Pyrotechnic stars are pellets of pyrotechnic composition which may contain metal powders, salts or other compounds that, when ignited, burn a certain color or make a certain spark effect. They are a part of all projectile-type fireworks.  The most common is the aerial shell. When watching this firework, it will launch into the sky, burning a lifting charge.  Once the shell has attained proper altitude, due to other mechanisms within the firework, it will ignite the stars.

Procedure
Stars are either rolled, pumped or cut.

Rolled stars are small cores of a hard material (often lead shot or an organic material such as mustard seeds or even cut stars) which are coated in a rotating mixer similar to a concrete mixer. First some water is sprayed on cores. Then an amount of a pyrotechnic composition is dropped into the mixer. These two steps are repeated, and the stars will grow bigger and bigger into a spherical shape.
Pumped stars are stars that have been pumped using a star pump. A dampened composition is put in the star pump and is pressed against a flat surface and ejected again, creating cylinder shaped stars.
Cut stars is a dampened composition spread out to an even layer on a flat surface. The stars are then cut into cubes.

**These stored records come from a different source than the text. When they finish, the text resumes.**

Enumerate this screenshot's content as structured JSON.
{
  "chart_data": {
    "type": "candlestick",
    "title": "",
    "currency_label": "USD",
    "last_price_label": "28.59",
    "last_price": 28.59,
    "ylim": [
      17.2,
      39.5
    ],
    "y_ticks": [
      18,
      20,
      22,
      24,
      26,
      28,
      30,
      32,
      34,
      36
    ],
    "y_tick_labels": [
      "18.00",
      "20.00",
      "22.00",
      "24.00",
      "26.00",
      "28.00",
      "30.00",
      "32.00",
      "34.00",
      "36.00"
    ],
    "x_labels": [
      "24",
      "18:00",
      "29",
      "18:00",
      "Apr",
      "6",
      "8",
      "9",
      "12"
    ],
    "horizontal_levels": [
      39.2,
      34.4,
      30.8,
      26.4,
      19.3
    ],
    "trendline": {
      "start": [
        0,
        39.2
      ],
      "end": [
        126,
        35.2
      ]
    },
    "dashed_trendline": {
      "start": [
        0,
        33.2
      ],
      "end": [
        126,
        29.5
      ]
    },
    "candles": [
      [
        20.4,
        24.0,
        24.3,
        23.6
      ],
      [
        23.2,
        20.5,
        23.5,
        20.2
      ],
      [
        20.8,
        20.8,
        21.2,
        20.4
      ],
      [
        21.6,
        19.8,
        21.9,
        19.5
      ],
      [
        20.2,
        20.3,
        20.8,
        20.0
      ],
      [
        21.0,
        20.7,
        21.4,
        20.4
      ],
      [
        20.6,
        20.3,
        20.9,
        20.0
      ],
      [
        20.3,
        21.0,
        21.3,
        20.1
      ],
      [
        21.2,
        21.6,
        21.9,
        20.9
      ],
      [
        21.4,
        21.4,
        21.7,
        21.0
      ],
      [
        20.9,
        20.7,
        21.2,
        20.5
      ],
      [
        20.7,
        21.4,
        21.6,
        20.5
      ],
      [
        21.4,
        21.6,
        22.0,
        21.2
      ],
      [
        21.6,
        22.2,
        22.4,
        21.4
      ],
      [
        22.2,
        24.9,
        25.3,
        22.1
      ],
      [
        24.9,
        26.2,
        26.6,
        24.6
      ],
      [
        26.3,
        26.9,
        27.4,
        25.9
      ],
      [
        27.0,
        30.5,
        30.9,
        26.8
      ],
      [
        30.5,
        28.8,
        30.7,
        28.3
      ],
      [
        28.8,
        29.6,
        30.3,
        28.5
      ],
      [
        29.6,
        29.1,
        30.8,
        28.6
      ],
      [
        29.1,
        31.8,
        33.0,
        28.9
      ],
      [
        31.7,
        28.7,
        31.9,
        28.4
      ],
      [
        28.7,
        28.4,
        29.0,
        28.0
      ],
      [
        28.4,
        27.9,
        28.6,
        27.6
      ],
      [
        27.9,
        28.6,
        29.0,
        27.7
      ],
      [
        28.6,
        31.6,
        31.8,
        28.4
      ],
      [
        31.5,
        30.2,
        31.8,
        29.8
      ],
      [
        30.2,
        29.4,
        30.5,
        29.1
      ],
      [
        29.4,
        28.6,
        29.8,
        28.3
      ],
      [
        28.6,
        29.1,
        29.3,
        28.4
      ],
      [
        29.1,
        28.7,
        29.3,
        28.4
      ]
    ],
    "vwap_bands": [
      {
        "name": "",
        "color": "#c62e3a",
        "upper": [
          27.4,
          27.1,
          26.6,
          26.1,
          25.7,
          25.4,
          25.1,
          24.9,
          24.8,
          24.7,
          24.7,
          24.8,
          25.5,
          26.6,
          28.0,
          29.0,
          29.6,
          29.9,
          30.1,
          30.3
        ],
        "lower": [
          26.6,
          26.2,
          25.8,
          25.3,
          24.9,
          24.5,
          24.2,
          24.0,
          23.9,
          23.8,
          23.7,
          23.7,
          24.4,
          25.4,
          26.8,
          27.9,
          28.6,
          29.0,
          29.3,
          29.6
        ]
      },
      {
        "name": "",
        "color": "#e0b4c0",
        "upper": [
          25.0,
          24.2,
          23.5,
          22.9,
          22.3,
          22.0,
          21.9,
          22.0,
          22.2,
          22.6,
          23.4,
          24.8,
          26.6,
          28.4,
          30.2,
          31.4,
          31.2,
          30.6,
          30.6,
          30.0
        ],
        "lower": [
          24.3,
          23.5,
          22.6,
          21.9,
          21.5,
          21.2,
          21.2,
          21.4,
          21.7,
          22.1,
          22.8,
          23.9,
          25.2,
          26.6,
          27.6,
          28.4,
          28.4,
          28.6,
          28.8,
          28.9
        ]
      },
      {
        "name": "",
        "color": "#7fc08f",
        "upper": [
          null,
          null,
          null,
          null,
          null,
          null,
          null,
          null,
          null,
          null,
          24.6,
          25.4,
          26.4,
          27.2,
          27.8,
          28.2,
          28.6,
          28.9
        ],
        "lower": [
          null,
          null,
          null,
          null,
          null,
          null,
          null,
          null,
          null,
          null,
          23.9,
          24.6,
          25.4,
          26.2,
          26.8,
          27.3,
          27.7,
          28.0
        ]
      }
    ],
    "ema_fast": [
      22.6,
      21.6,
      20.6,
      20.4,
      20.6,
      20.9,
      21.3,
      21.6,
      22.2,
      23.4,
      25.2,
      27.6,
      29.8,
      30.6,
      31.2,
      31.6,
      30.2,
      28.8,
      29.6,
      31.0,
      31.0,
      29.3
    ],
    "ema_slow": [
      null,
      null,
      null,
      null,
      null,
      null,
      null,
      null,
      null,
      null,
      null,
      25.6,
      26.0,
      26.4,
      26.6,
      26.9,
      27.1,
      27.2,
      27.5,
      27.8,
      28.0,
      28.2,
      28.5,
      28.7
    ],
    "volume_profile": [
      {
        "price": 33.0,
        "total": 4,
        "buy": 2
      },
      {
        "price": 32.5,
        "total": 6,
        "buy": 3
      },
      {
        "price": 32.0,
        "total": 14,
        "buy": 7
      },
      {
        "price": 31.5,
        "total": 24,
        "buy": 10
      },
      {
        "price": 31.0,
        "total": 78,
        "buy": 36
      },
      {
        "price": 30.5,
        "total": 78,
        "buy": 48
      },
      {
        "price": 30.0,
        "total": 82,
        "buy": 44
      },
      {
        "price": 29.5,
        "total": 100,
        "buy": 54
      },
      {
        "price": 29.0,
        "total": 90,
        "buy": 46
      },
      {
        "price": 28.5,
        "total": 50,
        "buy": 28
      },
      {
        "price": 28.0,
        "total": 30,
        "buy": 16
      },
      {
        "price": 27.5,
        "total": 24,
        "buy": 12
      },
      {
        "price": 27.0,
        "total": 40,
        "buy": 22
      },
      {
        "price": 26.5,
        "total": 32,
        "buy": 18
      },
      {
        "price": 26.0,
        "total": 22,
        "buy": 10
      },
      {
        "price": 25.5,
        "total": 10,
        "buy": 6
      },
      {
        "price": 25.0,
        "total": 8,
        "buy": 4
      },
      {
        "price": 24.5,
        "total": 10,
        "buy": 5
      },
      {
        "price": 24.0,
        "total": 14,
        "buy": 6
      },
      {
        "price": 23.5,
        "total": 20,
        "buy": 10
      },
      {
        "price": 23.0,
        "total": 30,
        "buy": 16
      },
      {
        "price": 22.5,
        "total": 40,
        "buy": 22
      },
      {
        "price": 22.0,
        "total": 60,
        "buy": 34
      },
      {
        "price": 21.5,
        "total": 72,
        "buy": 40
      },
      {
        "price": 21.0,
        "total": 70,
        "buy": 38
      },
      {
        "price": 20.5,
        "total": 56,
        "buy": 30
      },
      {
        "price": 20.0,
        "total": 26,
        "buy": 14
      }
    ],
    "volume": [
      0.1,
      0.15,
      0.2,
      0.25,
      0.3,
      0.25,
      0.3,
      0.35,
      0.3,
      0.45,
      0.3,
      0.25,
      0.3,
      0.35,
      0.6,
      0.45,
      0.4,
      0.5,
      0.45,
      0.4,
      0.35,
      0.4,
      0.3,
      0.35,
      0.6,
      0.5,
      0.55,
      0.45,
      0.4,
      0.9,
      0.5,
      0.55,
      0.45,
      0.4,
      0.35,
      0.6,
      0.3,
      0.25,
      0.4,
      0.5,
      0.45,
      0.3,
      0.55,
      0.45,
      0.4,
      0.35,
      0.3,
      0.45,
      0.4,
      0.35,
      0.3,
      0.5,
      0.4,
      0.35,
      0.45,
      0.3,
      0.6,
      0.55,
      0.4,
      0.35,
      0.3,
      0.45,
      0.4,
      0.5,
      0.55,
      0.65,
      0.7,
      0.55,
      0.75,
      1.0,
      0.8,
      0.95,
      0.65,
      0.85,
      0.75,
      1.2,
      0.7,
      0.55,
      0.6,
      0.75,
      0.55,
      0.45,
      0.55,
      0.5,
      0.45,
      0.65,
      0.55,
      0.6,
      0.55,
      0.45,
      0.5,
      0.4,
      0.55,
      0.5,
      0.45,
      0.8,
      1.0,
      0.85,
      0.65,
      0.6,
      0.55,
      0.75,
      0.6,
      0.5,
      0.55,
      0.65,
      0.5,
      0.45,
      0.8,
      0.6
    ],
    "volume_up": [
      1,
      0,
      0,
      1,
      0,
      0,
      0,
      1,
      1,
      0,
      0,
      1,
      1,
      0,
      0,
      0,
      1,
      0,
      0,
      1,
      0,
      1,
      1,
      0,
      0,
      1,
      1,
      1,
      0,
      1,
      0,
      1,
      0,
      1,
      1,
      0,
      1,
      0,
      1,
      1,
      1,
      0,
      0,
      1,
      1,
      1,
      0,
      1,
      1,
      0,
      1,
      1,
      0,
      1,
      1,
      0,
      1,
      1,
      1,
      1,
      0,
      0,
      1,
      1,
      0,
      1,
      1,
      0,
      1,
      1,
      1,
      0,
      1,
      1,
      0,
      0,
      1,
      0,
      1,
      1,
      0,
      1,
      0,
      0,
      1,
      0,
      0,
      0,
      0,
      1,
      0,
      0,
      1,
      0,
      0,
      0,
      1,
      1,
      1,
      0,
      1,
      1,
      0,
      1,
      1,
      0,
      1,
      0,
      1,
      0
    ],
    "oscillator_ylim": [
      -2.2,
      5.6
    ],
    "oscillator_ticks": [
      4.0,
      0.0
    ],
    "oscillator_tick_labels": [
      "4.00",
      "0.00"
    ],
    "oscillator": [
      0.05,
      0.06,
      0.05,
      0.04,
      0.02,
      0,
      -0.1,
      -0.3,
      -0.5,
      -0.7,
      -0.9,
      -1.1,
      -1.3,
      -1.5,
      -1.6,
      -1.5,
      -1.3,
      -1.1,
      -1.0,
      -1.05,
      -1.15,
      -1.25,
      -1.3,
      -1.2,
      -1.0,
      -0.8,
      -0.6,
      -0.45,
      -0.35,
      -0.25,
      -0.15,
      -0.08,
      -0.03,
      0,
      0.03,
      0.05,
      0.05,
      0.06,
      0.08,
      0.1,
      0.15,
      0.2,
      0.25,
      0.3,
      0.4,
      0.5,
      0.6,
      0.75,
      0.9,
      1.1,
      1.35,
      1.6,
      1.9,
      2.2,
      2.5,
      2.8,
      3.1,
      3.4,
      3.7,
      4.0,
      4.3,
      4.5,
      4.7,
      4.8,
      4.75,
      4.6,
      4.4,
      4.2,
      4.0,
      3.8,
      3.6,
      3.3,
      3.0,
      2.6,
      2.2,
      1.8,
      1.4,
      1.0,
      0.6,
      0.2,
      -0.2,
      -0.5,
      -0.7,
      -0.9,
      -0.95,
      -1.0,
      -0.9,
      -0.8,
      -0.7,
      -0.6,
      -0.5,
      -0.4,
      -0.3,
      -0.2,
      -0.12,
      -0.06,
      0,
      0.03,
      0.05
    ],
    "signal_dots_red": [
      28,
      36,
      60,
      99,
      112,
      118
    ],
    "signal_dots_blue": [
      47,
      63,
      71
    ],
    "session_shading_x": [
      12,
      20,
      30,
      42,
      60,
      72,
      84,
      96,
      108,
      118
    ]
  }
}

The stars are allowed to dry for some days before being put into the fireworks piece.

Priming the stars is often necessary because they may be hard to ignite. Priming consists of coating the surface of the star with a more easily ignited substance, such as black powder.

Putting into use
Stars can be used in aerial shells, Roman candles, star mines, and certain bottle rockets. When used in aerial shells, the stars may sometimes be required to be "primed" with an ignition coating, consisting of a pyrotechnic mixture with an ignition temperature lower than that of the star. This is usually done if the star composition does not ignite easily.